While fast progression of HIV to AIDS is usually the result of the patient’s weak immune system rather than the particular subtype of HIV, what’s happening in Cuba is different, said Dr. Vandamme.

“Here we had a variant of HIV that we found only in the group that was progressing fast. Not in the other two groups. We focused in on this variant [and] tried to find out what was different. And we saw it was a recombinant of three different subtypes.”

The new variant, named CRF19, is a combination of HIV subtypes A, D and G. Recombinant virus strains originate when a person is infected by two different strains, whose DNA fuse to create a new form.

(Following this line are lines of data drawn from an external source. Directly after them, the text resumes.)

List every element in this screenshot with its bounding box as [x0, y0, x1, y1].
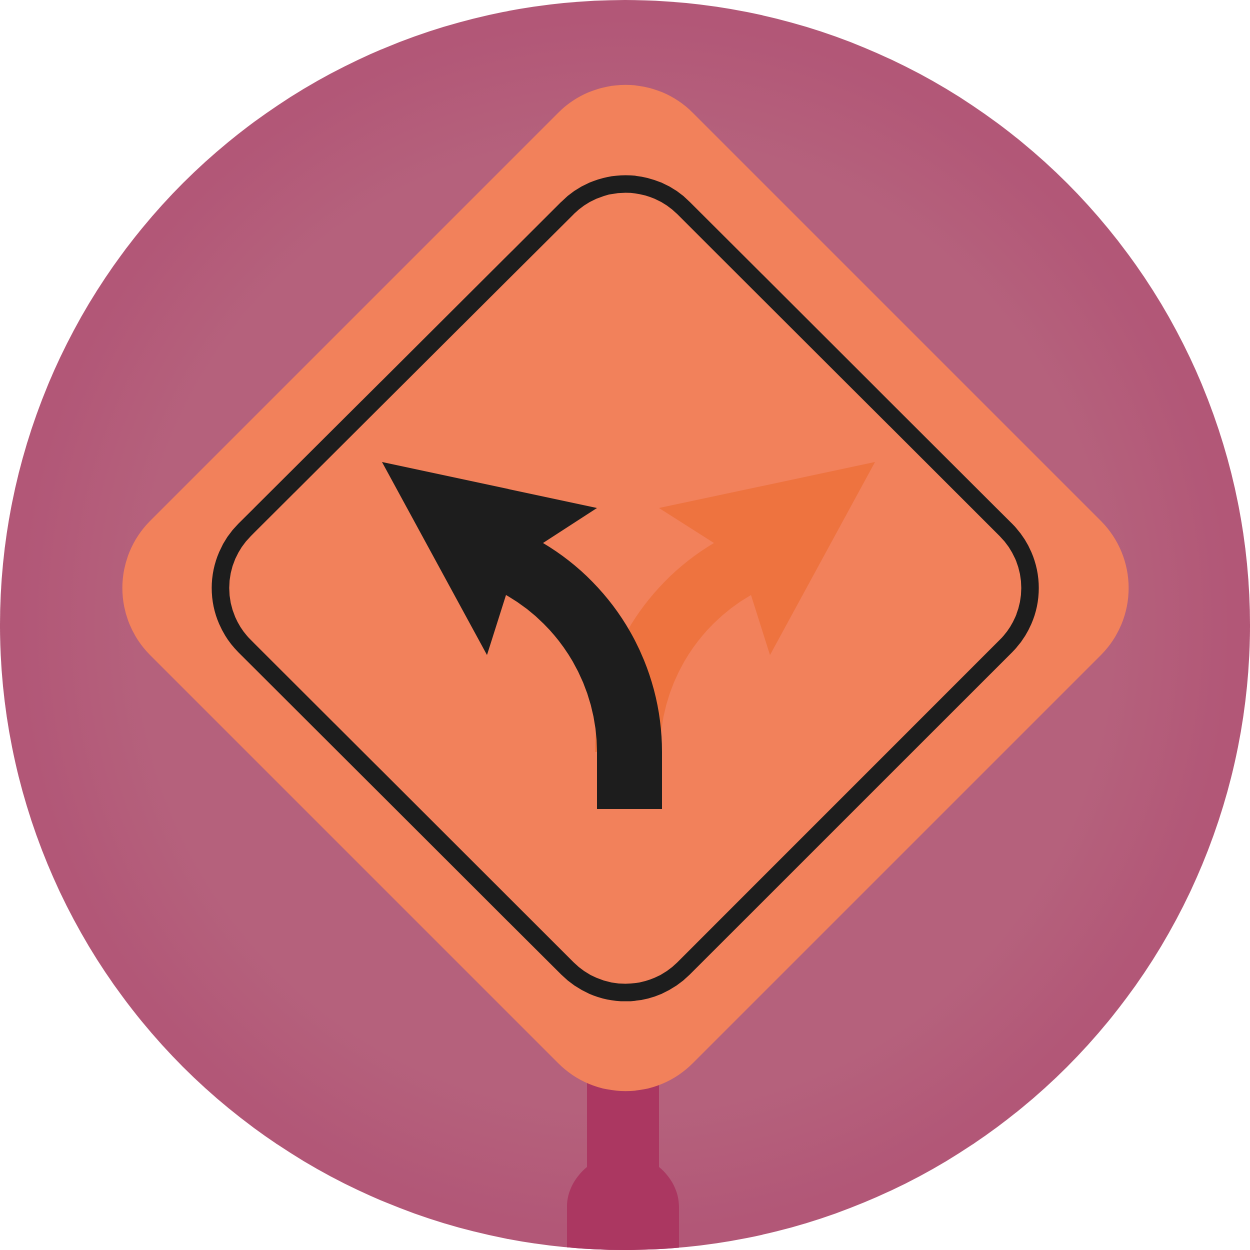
diamond sign board	[122, 85, 1129, 1091]
sign post	[567, 1083, 679, 1250]
sign inner border	[220, 184, 1030, 993]
arrow: faded right branch	[595, 462, 875, 752]
arrow: black left turn	[382, 462, 662, 809]
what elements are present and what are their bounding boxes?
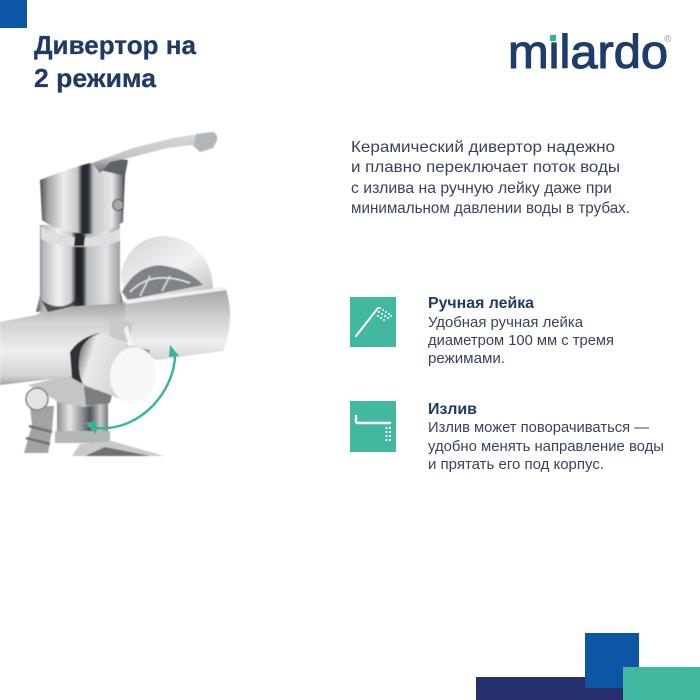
lower joint — [28, 375, 112, 407]
diverter knob cap — [106, 344, 160, 406]
neck ring — [41, 226, 120, 247]
neck shadow — [41, 296, 82, 312]
corner blocks: bottom right — [476, 633, 700, 700]
feature: spout text: Излив — [428, 401, 477, 418]
feature: hand shower text — [428, 295, 614, 367]
feature: hand shower text: Ручная лейка — [428, 295, 534, 312]
icon: spout — [350, 401, 396, 452]
feature: spout text: удобно менять направление воды — [428, 438, 664, 455]
diverter cylinder — [79, 333, 150, 403]
intro paragraph: с излива на ручную лейку даже при — [351, 180, 612, 197]
illustration: chrome faucet with diverter — [0, 132, 230, 456]
screw — [112, 200, 124, 210]
intro paragraph: минимальном давлении воды в трубах. — [351, 200, 630, 217]
left body — [0, 302, 128, 385]
arrow: diverter rotation — [85, 345, 179, 434]
lever handle — [92, 132, 217, 173]
mixer cap — [40, 163, 125, 234]
lever mechanism — [100, 158, 128, 176]
spout collar — [55, 400, 164, 456]
feature: spout text: Излив может поворачиваться — — [428, 419, 649, 436]
lever paddle — [194, 132, 217, 152]
wall disc — [121, 236, 213, 300]
hose nut — [26, 388, 48, 410]
hose fitting — [24, 406, 54, 453]
title: Дивертор на — [34, 30, 197, 60]
title: 2 режима — [34, 63, 157, 93]
feature: hand shower text: режимами. — [428, 350, 505, 367]
logo: milardo: milardo — [508, 25, 668, 78]
icon: hand shower — [350, 297, 396, 347]
intro paragraph: и плавно переключает поток воды — [351, 159, 620, 176]
corner block: top left — [0, 0, 27, 28]
feature: spout text: и прятать его под корпус. — [428, 456, 604, 473]
mixer neck — [36, 225, 124, 312]
intro paragraph — [351, 139, 630, 217]
feature: hand shower text: диаметром 100 мм с тремя — [428, 332, 614, 349]
lever tab — [108, 317, 133, 343]
right body — [125, 287, 230, 360]
joint shadow — [84, 386, 112, 406]
intro paragraph: Керамический дивертор надежно — [351, 139, 615, 156]
title — [34, 30, 197, 93]
feature: spout text — [428, 401, 664, 473]
collar shadow — [70, 333, 100, 385]
logo: milardo: ® — [664, 34, 672, 45]
feature: hand shower text: Удобная ручная лейка — [428, 314, 584, 331]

HIV normally infects cells by attaching itself to what is called a co-receptor, and the transition to AIDS usually occurs when the virus switches — after many years — from co-receptor CCR5 to co-receptor CXCR4. The new strain makes the switch much faster.

The variant has been observed in Africa, but in too few cases to be fully studied. Researchers said the strain is more widespread in Cuba.

While the aggressive form of HIV responds to most antiretroviral drugs, people may not realize they have AIDS until it’s too late for treatment to do any good. Dr. Vandamme said it’s vital for people having unprotected sex with multiple partners to be tested for HIV early and often.

“Engaging in unprotected sex with multiple partners increases the risk of contracting multiple strains of HIV,” the report adds.